I was almost as impressed by him as I was by the place, as he casually told us that a piece of clothing was probably Tiwanaku, and pointed out the remains of an Inca settlement on the other side of the river.
But what impressed me most, were the people who had once lived in this remote wild place, and made it their home for thousands of years. I imagined them, running down the slopes, tripping and injuring themselves and acquiring the injuries that have been found on so many adult bodies. I imagined them sitting round the remains where we stood, talking, laughing, chanting and maybe singing.
The poet Octavio Paz once wrote: ‘For the first time in history, we are contemporaries of all mankind.’ It’s an attractive proposition, but it’s not strictly accurate. As far as the past is concerned, we can never be contemporaries. We can never fully understand what it was like to live in a place like the Caleta de Camerones 7,000 years ago. All we can do is pore over their remains, and use science, art and the imagination to piece together some fragments of their lives and beliefs.
This is not an academic exercise. It is worth the effort. Because even though we can never the ‘contemporaries’ of the Chinchorro, we can be sympathetic observers. We can recognise that they, like us, did not want to die or say goodbye to the people they loved. We can understand that they, like us, were mystified by why these things happened, and that they, like us, wanted the future to remember them.

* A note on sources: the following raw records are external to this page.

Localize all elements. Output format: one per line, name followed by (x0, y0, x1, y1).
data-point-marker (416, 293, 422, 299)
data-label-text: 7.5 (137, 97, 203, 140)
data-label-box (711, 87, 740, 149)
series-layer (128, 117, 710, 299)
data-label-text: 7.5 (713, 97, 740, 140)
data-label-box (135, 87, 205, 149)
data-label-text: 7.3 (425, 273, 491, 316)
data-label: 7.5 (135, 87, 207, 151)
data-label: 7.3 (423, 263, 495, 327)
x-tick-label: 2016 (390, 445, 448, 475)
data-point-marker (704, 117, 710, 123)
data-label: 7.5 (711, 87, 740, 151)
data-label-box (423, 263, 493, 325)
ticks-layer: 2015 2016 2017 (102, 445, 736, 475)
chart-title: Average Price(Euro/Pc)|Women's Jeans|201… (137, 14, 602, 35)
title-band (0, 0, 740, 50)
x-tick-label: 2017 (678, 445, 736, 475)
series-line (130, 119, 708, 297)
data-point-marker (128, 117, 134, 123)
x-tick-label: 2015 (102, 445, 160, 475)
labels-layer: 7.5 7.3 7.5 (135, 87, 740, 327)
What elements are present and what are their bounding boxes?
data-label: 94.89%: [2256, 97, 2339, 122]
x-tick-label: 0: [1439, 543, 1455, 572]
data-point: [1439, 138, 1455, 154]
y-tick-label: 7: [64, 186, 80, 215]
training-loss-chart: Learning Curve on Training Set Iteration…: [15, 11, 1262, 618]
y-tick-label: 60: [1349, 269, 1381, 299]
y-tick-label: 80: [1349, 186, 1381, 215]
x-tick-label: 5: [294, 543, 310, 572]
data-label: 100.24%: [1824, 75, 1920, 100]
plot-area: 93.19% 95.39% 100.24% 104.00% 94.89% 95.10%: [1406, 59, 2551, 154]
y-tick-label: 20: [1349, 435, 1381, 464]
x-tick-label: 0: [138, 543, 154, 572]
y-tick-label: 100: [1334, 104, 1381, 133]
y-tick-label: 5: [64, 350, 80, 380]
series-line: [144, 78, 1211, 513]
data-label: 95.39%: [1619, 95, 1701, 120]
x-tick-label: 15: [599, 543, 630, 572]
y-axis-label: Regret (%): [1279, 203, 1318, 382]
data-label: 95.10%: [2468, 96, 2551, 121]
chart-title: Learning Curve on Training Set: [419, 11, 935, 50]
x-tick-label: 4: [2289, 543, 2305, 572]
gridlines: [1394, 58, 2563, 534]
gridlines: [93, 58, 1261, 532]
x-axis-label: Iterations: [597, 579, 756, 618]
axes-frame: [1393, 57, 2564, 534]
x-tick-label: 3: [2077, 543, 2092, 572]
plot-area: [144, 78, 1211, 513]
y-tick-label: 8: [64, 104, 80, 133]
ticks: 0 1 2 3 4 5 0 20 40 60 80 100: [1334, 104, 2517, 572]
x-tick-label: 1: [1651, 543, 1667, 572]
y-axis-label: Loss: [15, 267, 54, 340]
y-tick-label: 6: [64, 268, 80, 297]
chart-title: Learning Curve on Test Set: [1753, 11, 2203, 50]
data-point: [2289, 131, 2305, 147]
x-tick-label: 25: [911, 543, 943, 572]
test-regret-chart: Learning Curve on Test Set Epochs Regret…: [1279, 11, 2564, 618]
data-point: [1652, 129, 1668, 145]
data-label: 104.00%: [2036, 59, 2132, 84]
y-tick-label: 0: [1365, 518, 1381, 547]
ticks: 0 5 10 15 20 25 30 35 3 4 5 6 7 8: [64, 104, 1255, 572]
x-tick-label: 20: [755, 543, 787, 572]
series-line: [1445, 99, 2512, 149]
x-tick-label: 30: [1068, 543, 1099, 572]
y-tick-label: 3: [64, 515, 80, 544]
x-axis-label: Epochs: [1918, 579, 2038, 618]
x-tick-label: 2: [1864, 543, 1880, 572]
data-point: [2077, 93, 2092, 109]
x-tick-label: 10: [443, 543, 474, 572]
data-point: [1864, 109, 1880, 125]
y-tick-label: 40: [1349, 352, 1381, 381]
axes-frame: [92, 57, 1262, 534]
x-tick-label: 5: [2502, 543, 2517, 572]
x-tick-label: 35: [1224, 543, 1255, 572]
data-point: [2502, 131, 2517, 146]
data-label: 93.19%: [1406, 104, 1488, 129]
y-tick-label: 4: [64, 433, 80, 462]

And now thousands of years later, in ways that they could not possibly have imagined, the former inhabitants of this wild lonely bay are remembered. The people who lived with their ancestors close at hand have become the ancestors of the people of Arica, and the city of the dead has become part of the city of the living.
What a fascinating place and I can fully understand why you wanted to go there. I’m looking forward to each new episode so please keep them coming.
It is reassuring to read of people who truly respect, preserve and learn from ancient cultures when so often they are dismissed as merely primitive.